The vision of wearable biomedical systems capable of monitoring, healing, or even replacing damaged functionalities in the human body is gradually turning into foreseeable future technology, supported by the advancements in miniaturized and flexible electronics. Among these, electronic skin (e-skin) is one of the most interesting concepts, aiming to mimic the tactile and sensory properties of natural skin, in applications as prosthetics, robotics, and vital sign monitoring.
A central requirement of such a device is biocompatibility. For this aim, we have proposed to develop PepZoSkin (peptide-based piezoelectric skin), an ultra-thin, flexible, self-powered e-skin device that combines innovative piezoelectric materials, microelectronics, and sensors for wearable and implantable applications. Piezoelectricity describes the capacity of certain materials to generate an electric potential when subjected to mechanical stress and vice-versa. In the frame of the ERC- BISON-694426 project, our team has successfully synthesized a family of novel piezoelectric peptide-based materials. These new materials are composed of di- or tri-peptides (e.g. hydroxyproline-phenylalanine-phenylalanine (Hyp-Phe-Phe)), that self-assemble into 3D structures, which can be arranged as a thin layer. Our vision is to turn these materials into a key component of next-generation compact and self-powered wearable and implantable systems, targeting e-skin applications as a market entry point.
The project was composed of three main levels: 1. The material level- choosing the best peptides for the task and developing a deposition method for fabricating the optimized thin layer; 2. Developing an in-house system for piezoelectrical measurements; and 3. Testing the samples and optimizing the results.
At the first level, the deposition method developed herein was based on the study of peptide self-assembly and growth under various conditions to produce the optimized alignment. The effect of various factors such as humidity, peptide concentration, and temperature, on structure formation during the deposition process was examined. The formed structures were evaluated under scanning electron microscope and the best architectures were selected for further processing and analysis. These included the selection of the most fitting electrodes and optimization of their contact points.
At the second level, we first used a commercial piezometer which is considered to be a useful instrument to determine the piezoelectric performance of materials.
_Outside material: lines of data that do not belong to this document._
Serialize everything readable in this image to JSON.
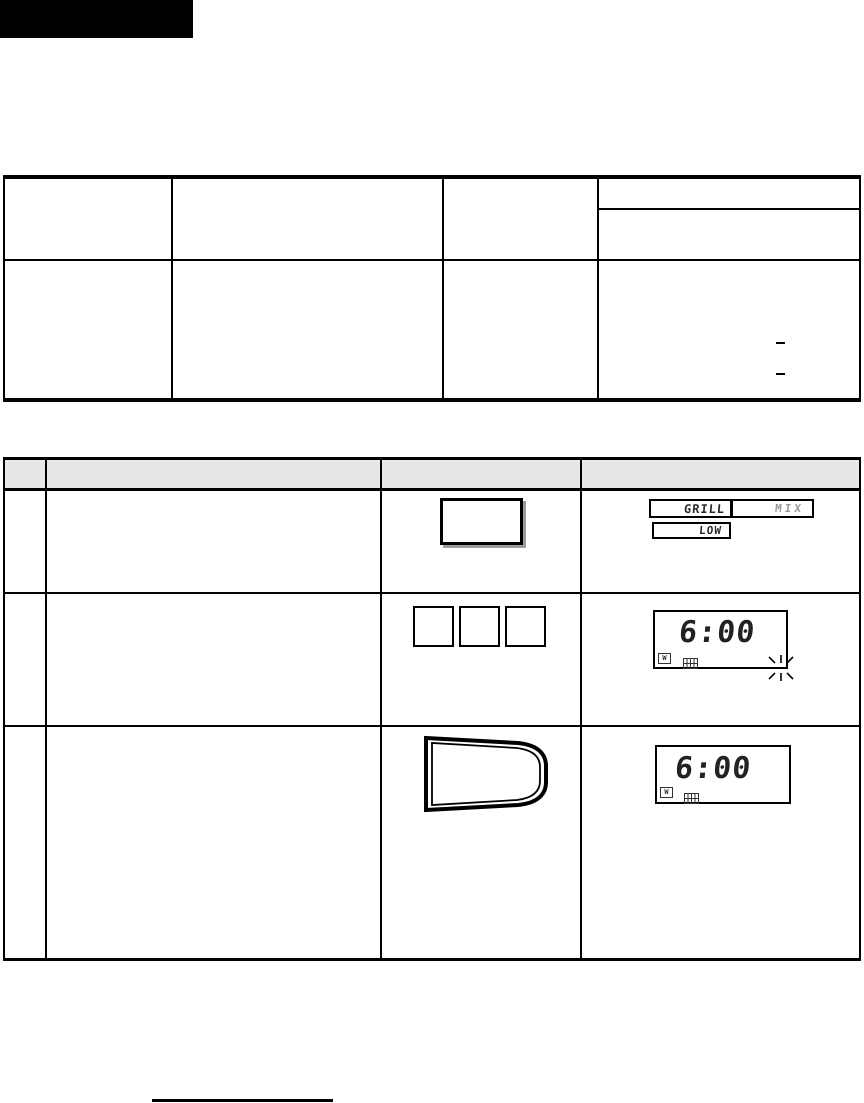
{
  "colors": {
    "line": "#000000",
    "table_header_fill": "#e7e7e7",
    "segment_text": "#2a2a2a",
    "dim_segment_text": "#9a9a9a",
    "button_shadow": "#9c9c9c"
  },
  "display_row1": {
    "boxes": [
      {
        "label": "GRILL"
      },
      {
        "label": "MIX"
      },
      {
        "label": "LOW"
      }
    ]
  },
  "display_row2": {
    "time": "6:00",
    "watt_symbol": "W"
  },
  "display_row3": {
    "time": "6:00",
    "watt_symbol": "W"
  },
  "icons": {
    "watt": "watt-letter-in-box",
    "grill": "grill-grid-box",
    "flashing": "burst-rays"
  }
}
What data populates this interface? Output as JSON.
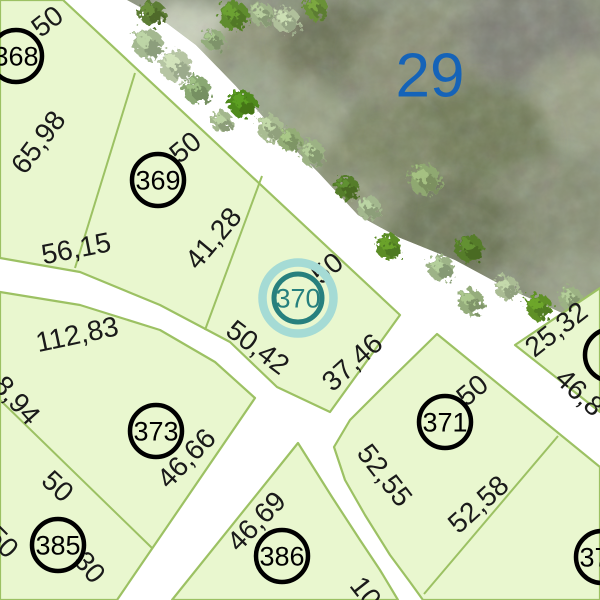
{
  "map": {
    "colors": {
      "road": "#ffffff",
      "parcel_fill": "#e9f7cf",
      "boundary": "#9cc163",
      "label": "#1a1a1a",
      "lot_circle": "#000000",
      "block_number_blue": "#1563b8",
      "highlight_ring": "#a5dbd5",
      "highlight_stroke": "#27807e",
      "imagery_base": "#8b937c"
    },
    "block_number": {
      "text": "29",
      "x": 430,
      "y": 75
    },
    "parcels": [
      {
        "id": "block-368-369-370",
        "points": [
          [
            0,
            0
          ],
          [
            63,
            0
          ],
          [
            400,
            315
          ],
          [
            330,
            412
          ],
          [
            277,
            387
          ],
          [
            230,
            342
          ],
          [
            160,
            305
          ],
          [
            80,
            272
          ],
          [
            0,
            258
          ]
        ]
      },
      {
        "id": "block-373-385",
        "points": [
          [
            0,
            292
          ],
          [
            80,
            305
          ],
          [
            160,
            330
          ],
          [
            215,
            362
          ],
          [
            255,
            398
          ],
          [
            117,
            600
          ],
          [
            0,
            600
          ]
        ]
      },
      {
        "id": "block-386",
        "points": [
          [
            298,
            443
          ],
          [
            332,
            497
          ],
          [
            360,
            540
          ],
          [
            380,
            570
          ],
          [
            398,
            600
          ],
          [
            172,
            600
          ]
        ]
      },
      {
        "id": "block-371-372",
        "points": [
          [
            437,
            334
          ],
          [
            600,
            467
          ],
          [
            600,
            600
          ],
          [
            423,
            600
          ],
          [
            410,
            582
          ],
          [
            390,
            555
          ],
          [
            365,
            515
          ],
          [
            345,
            480
          ],
          [
            334,
            447
          ],
          [
            350,
            420
          ],
          [
            390,
            380
          ]
        ]
      },
      {
        "id": "block-northeast",
        "points": [
          [
            515,
            345
          ],
          [
            600,
            288
          ],
          [
            600,
            412
          ]
        ]
      }
    ],
    "inner_lines": [
      {
        "points": [
          [
            135,
            73
          ],
          [
            75,
            268
          ]
        ]
      },
      {
        "points": [
          [
            262,
            176
          ],
          [
            205,
            330
          ]
        ]
      },
      {
        "points": [
          [
            0,
            400
          ],
          [
            152,
            548
          ]
        ]
      },
      {
        "points": [
          [
            558,
            436
          ],
          [
            424,
            594
          ]
        ]
      }
    ],
    "dimension_labels": [
      {
        "text": "50",
        "x": 47,
        "y": 21,
        "rot": -38
      },
      {
        "text": "65,98",
        "x": 38,
        "y": 142,
        "rot": -53
      },
      {
        "text": "50",
        "x": 185,
        "y": 147,
        "rot": -40
      },
      {
        "text": "41,28",
        "x": 213,
        "y": 238,
        "rot": -50
      },
      {
        "text": "56,15",
        "x": 76,
        "y": 248,
        "rot": -11
      },
      {
        "text": "50",
        "x": 327,
        "y": 268,
        "rot": -40
      },
      {
        "text": "50,42",
        "x": 258,
        "y": 347,
        "rot": 37
      },
      {
        "text": "37,46",
        "x": 352,
        "y": 362,
        "rot": -42
      },
      {
        "text": "112,83",
        "x": 77,
        "y": 334,
        "rot": -12
      },
      {
        "text": "8,94",
        "x": 17,
        "y": 400,
        "rot": 48
      },
      {
        "text": "46,66",
        "x": 186,
        "y": 458,
        "rot": -46
      },
      {
        "text": "50",
        "x": 58,
        "y": 486,
        "rot": 43
      },
      {
        "text": "50",
        "x": 3,
        "y": 542,
        "rot": 45
      },
      {
        "text": "30",
        "x": 90,
        "y": 567,
        "rot": 50
      },
      {
        "text": "46,69",
        "x": 256,
        "y": 521,
        "rot": -46
      },
      {
        "text": "10",
        "x": 366,
        "y": 592,
        "rot": 52
      },
      {
        "text": "52,55",
        "x": 385,
        "y": 475,
        "rot": 52
      },
      {
        "text": "52,58",
        "x": 478,
        "y": 504,
        "rot": -42
      },
      {
        "text": "50",
        "x": 472,
        "y": 390,
        "rot": -40
      },
      {
        "text": "25,32",
        "x": 556,
        "y": 329,
        "rot": -38
      },
      {
        "text": "46,8",
        "x": 580,
        "y": 392,
        "rot": 43
      }
    ],
    "lots": [
      {
        "number": "368",
        "x": 16,
        "y": 56,
        "highlighted": false
      },
      {
        "number": "369",
        "x": 158,
        "y": 180,
        "highlighted": false
      },
      {
        "number": "370",
        "x": 298,
        "y": 298,
        "highlighted": true
      },
      {
        "number": "371",
        "x": 445,
        "y": 422,
        "highlighted": false
      },
      {
        "number": "372",
        "x": 602,
        "y": 557,
        "highlighted": false
      },
      {
        "number": "373",
        "x": 156,
        "y": 431,
        "highlighted": false
      },
      {
        "number": "385",
        "x": 58,
        "y": 545,
        "highlighted": false
      },
      {
        "number": "386",
        "x": 282,
        "y": 556,
        "highlighted": false
      },
      {
        "number": "",
        "x": 611,
        "y": 355,
        "highlighted": false
      }
    ],
    "imagery": {
      "polygon": [
        [
          127,
          0
        ],
        [
          600,
          0
        ],
        [
          600,
          332
        ],
        [
          560,
          312
        ],
        [
          505,
          287
        ],
        [
          455,
          260
        ],
        [
          398,
          237
        ],
        [
          358,
          215
        ],
        [
          318,
          172
        ],
        [
          275,
          130
        ],
        [
          235,
          85
        ],
        [
          196,
          45
        ],
        [
          160,
          18
        ]
      ],
      "blobs": [
        {
          "x": 185,
          "y": 45,
          "rx": 60,
          "ry": 42,
          "c": "#c8cfba"
        },
        {
          "x": 265,
          "y": 62,
          "rx": 60,
          "ry": 45,
          "c": "#8f9478"
        },
        {
          "x": 335,
          "y": 42,
          "rx": 55,
          "ry": 40,
          "c": "#6e7558"
        },
        {
          "x": 420,
          "y": 62,
          "rx": 70,
          "ry": 55,
          "c": "#8b9074"
        },
        {
          "x": 532,
          "y": 38,
          "rx": 72,
          "ry": 55,
          "c": "#7f8175"
        },
        {
          "x": 583,
          "y": 102,
          "rx": 60,
          "ry": 50,
          "c": "#9aa085"
        },
        {
          "x": 470,
          "y": 142,
          "rx": 80,
          "ry": 60,
          "c": "#727b59"
        },
        {
          "x": 378,
          "y": 152,
          "rx": 60,
          "ry": 50,
          "c": "#7d8663"
        },
        {
          "x": 300,
          "y": 122,
          "rx": 48,
          "ry": 40,
          "c": "#99a184"
        },
        {
          "x": 552,
          "y": 222,
          "rx": 82,
          "ry": 62,
          "c": "#878e73"
        },
        {
          "x": 450,
          "y": 232,
          "rx": 70,
          "ry": 50,
          "c": "#6e7758"
        },
        {
          "x": 350,
          "y": 202,
          "rx": 50,
          "ry": 40,
          "c": "#8f9779"
        },
        {
          "x": 585,
          "y": 290,
          "rx": 50,
          "ry": 40,
          "c": "#98a086"
        },
        {
          "x": 240,
          "y": 100,
          "rx": 45,
          "ry": 40,
          "c": "#9aa58a"
        }
      ],
      "trees": [
        {
          "x": 152,
          "y": 13,
          "r": 13,
          "c": "#5d7d35"
        },
        {
          "x": 148,
          "y": 44,
          "r": 15,
          "c": "#a4b890"
        },
        {
          "x": 176,
          "y": 66,
          "r": 16,
          "c": "#b6c5a3"
        },
        {
          "x": 197,
          "y": 90,
          "r": 14,
          "c": "#8aa873"
        },
        {
          "x": 214,
          "y": 40,
          "r": 11,
          "c": "#93ac7c"
        },
        {
          "x": 234,
          "y": 16,
          "r": 15,
          "c": "#5e8c2d"
        },
        {
          "x": 262,
          "y": 14,
          "r": 12,
          "c": "#9fb389"
        },
        {
          "x": 287,
          "y": 21,
          "r": 13,
          "c": "#b0c09b"
        },
        {
          "x": 316,
          "y": 8,
          "r": 12,
          "c": "#6b9138"
        },
        {
          "x": 243,
          "y": 104,
          "r": 14,
          "c": "#4f8a1d"
        },
        {
          "x": 222,
          "y": 122,
          "r": 11,
          "c": "#a3b78d"
        },
        {
          "x": 270,
          "y": 128,
          "r": 13,
          "c": "#a9bc92"
        },
        {
          "x": 290,
          "y": 140,
          "r": 12,
          "c": "#93ad76"
        },
        {
          "x": 312,
          "y": 153,
          "r": 13,
          "c": "#9cb284"
        },
        {
          "x": 347,
          "y": 188,
          "r": 12,
          "c": "#557d2a"
        },
        {
          "x": 369,
          "y": 208,
          "r": 12,
          "c": "#a3b88e"
        },
        {
          "x": 389,
          "y": 247,
          "r": 13,
          "c": "#5c8d26"
        },
        {
          "x": 425,
          "y": 180,
          "r": 16,
          "c": "#8fa871"
        },
        {
          "x": 441,
          "y": 268,
          "r": 13,
          "c": "#9db387"
        },
        {
          "x": 470,
          "y": 249,
          "r": 14,
          "c": "#567d2b"
        },
        {
          "x": 471,
          "y": 302,
          "r": 13,
          "c": "#95ad7c"
        },
        {
          "x": 507,
          "y": 288,
          "r": 12,
          "c": "#aabc94"
        },
        {
          "x": 539,
          "y": 307,
          "r": 13,
          "c": "#5f9026"
        },
        {
          "x": 571,
          "y": 299,
          "r": 12,
          "c": "#9cb284"
        },
        {
          "x": 594,
          "y": 321,
          "r": 10,
          "c": "#8aa778"
        }
      ]
    }
  }
}
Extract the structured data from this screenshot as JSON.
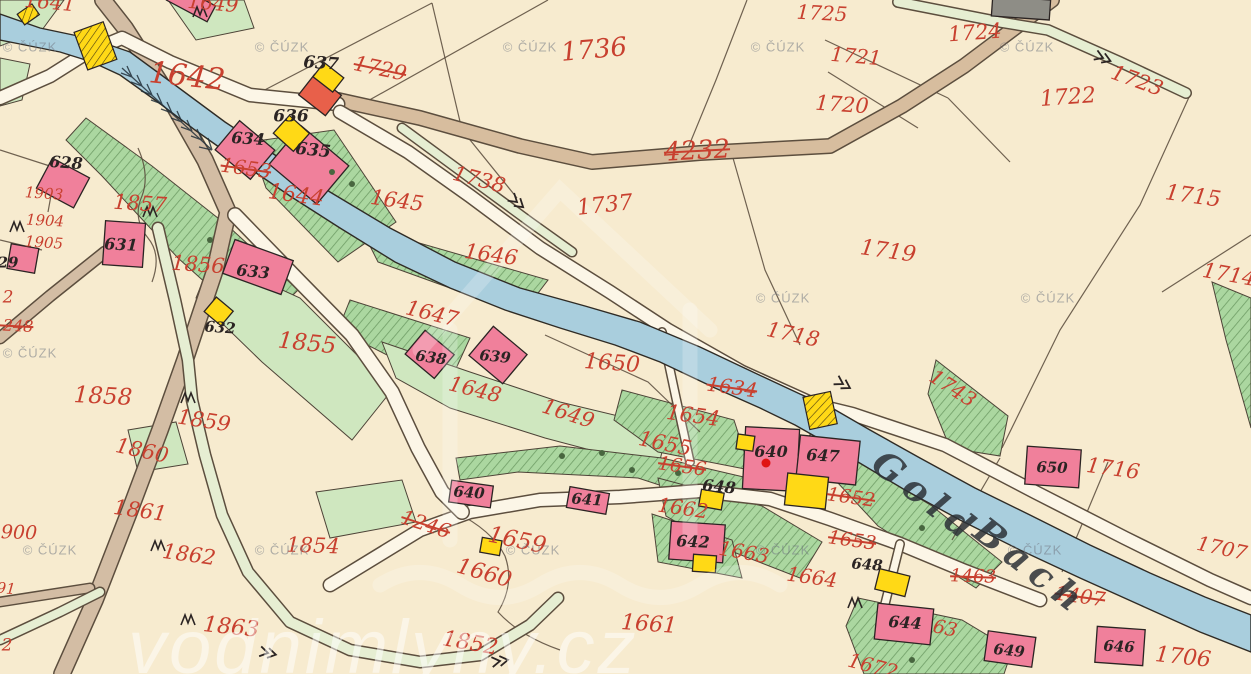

However, we faced several challenges with these tests, including the inability to obtain reproducible and valid results. We therefore decided to design a measurement system for piezoelectric performance characterization in our lab rather than to use a commercial piezometer. Our costume-made piezoelectric testing lab for piezoelectric performance evaluation was designed to measure the direct piezoelectric effect, i.e. measure the voltage generated by a piezoelectric sample in response to force application. We successfully established a reliable, costume-made, piezoelectric measurement system.
At the third level, using our newly-designed measurement system, the piezoelectric response and coefficients of the aligned peptide layer were analyzed. Our results emphasize the challenge of realizing the full potential of such materials at the macroscale, thereby fabricating a functional piezoelectric unit. The piezoelectric performance can be further improved by applying an electric field during self-assembly. We have recently purchased a high-voltage power supply and we are currently working on the integration of electric field application during the deposition.